Hoje, apenas o secretário da Receita e ocupantes de seu gabinete são de livre escolha. Todos os outros cargos comissionados, como subsecretários, chefes de departamento, coordenadores e gerentes, devem ser ocupados por servidores do órgão.
A possibilidade de abrir o órgão para nomeações de não-servidores preocupa presidente do Sindifisco (Sindicato Nacional dos Auditores-Fiscais da Receita). "Seria uma abertura para a influência política. Não é transformando em autarquia que vai oferecer maior ou menor resistência a pressões", disse.

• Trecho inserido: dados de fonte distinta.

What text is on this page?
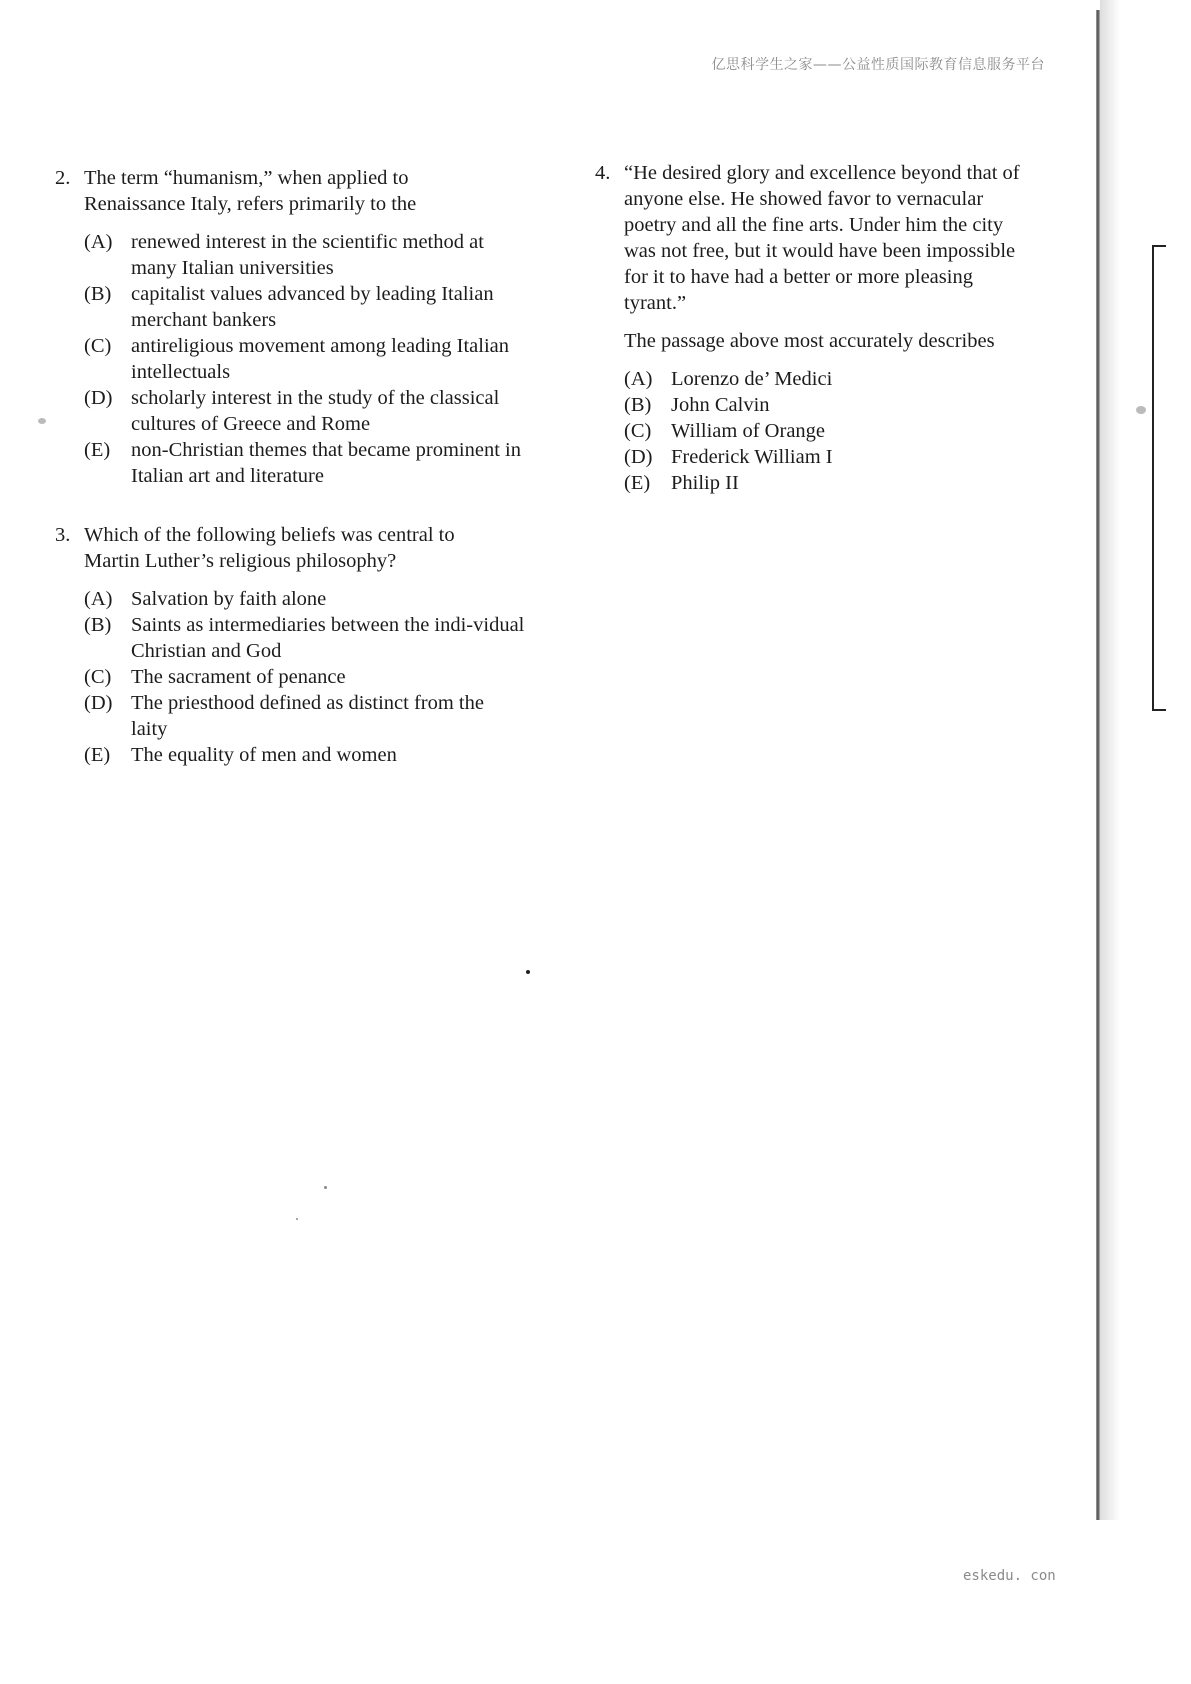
亿思科学生之家——公益性质国际教育信息服务平台
2. The term “humanism,” when applied to

Renaissance Italy, refers primarily to the

(A) renewed interest in the scientific method at many Italian universities
(B) capitalist values advanced by leading Italian merchant bankers
(C) antireligious movement among leading Italian intellectuals
(D) scholarly interest in the study of the classical cultures of Greece and Rome
(E) non-Christian themes that became prominent in Italian art and literature
3. Which of the following beliefs was central to

Martin Luther’s religious philosophy?

(A) Salvation by faith alone
(B) Saints as intermediaries between the indi-vidual Christian and God
(C) The sacrament of penance
(D) The priesthood defined as distinct from the laity
(E) The equality of men and women
4. “He desired glory and excellence beyond that of

anyone else. He showed favor to vernacular

poetry and all the fine arts. Under him the city

was not free, but it would have been impossible

for it to have had a better or more pleasing

tyrant.”

The passage above most accurately describes

(A) Lorenzo de’ Medici
(B) John Calvin
(C) William of Orange
(D) Frederick William I
(E) Philip II
eskedu. con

Internamente, o Ministério da Economia mantém o apoio a Cintra, mas passou a reconhecer a necessidade de reestruturar o órgão. Já o desentendimento entre o chefe do Executivo e Cintra vem desde o quarto dia de governo. Em 4 de janeiro, o secretário disse que Bolsonaro se confundiu ao afirmar, horas antes, que havia assinado um decreto autorizando o aumento do IOF.
Pessoas próximas ao assunto disseram à reportagem que o presidente chegou a assinar o documento, mas voltou atrás após orientações do Ministério da Economia, contrário ao aumento de impostos. Outra desavença se deu em maio, quando Cintra disse ao jornal Folha de S.Paulo que a reforma tributária resultaria no pagamento de impostos até sobre o dízimo para igrejas.
Eleito com forte apoio dos evangélicos, Bolsonaro logo gravou um vídeo para desmentir a fala do secretário.